DeFi Education Fund Urges UK FCA to Limit Regulation to Entities with Asset Control

The U.S.-based advocacy group argues that non-custodial developers should not face intermediary-style obligations, warning that broad rules are structurally incompatible with decentralized protocols.

Summary

The DeFi Education Fund (DEF) has formally requested the U.K. Financial Conduct Authority (FCA) to apply regulatory obligations only to entities possessing "unilateral control" over user assets or transactions. Responding to an FCA consultation, the U.S.-based advocacy group argued that software developers without operational powers—such as the ability to block transactions or modify protocol parameters—should not be subject to centralized intermediary regulations.
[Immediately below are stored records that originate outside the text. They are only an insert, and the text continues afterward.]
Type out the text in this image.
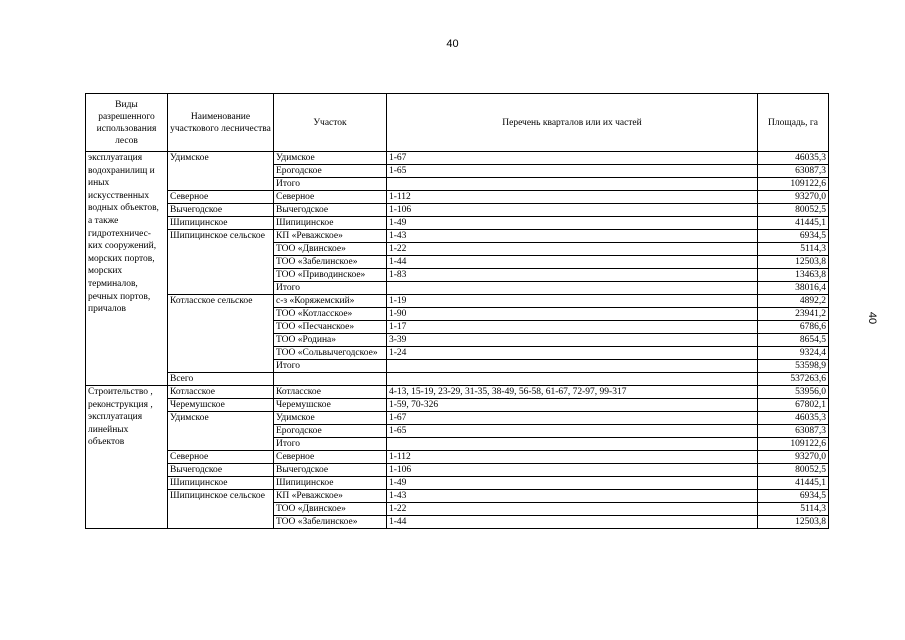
40
40
Виды разрешенного использования лесов	Наименование участкового лесничества	Участок	Перечень кварталов или их частей	Площадь, га
эксплуатация водохранилищ и иных искусственных водных объектов, а также гидротехничес-ких сооружений, морских портов, морских терминалов, речных портов, причалов	Удимское	Удимское	1-67	46035,3
		Ерогодское	1-65	63087,3
		Итого		109122,6
	Северное	Северное	1-112	93270,0
	Вычегодское	Вычегодское	1-106	80052,5
	Шипицинское	Шипицинское	1-49	41445,1
	Шипицинское сельское	КП «Реважское»	1-43	6934,5
		ТОО «Двинское»	1-22	5114,3
		ТОО «Забелинское»	1-44	12503,8
		ТОО «Приводинское»	1-83	13463,8
		Итого		38016,4
	Котласское сельское	с-з «Коряжемский»	1-19	4892,2
		ТОО «Котласское»	1-90	23941,2
		ТОО «Песчанское»	1-17	6786,6
		ТОО «Родина»	3-39	8654,5
		ТОО «Сольвычегодское»	1-24	9324,4
		Итого		53598,9
	Всего			537263,6
Строительство , реконструкция , эксплуатация линейных объектов	Котласское	Котласское	4-13, 15-19, 23-29, 31-35, 38-49, 56-58, 61-67, 72-97, 99-317	53956,0
	Черемушское	Черемушское	1-59, 70-326	67802,1
	Удимское	Удимское	1-67	46035,3
		Ерогодское	1-65	63087,3
		Итого		109122,6
	Северное	Северное	1-112	93270,0
	Вычегодское	Вычегодское	1-106	80052,5
	Шипицинское	Шипицинское	1-49	41445,1
	Шипицинское сельское	КП «Реважское»	1-43	6934,5
		ТОО «Двинское»	1-22	5114,3
		ТОО «Забелинское»	1-44	12503,8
DEF warned that imposing standard money-laundering and prudential requirements on non-custodial, automated protocols would be structurally incompatible with the technology's nature.

Terms & Concepts
  • DeFi (Decentralized Finance): A financial system built on blockchain technology that operates without central intermediaries like banks.
  • FCA (UK financial regulator): The Financial Conduct Authority, a regulatory body in the United Kingdom responsible for overseeing financial markets and firms.
  • Non-custodial: A system where users retain full control and ownership of their private keys and assets, rather than entrusting them to a third-party service.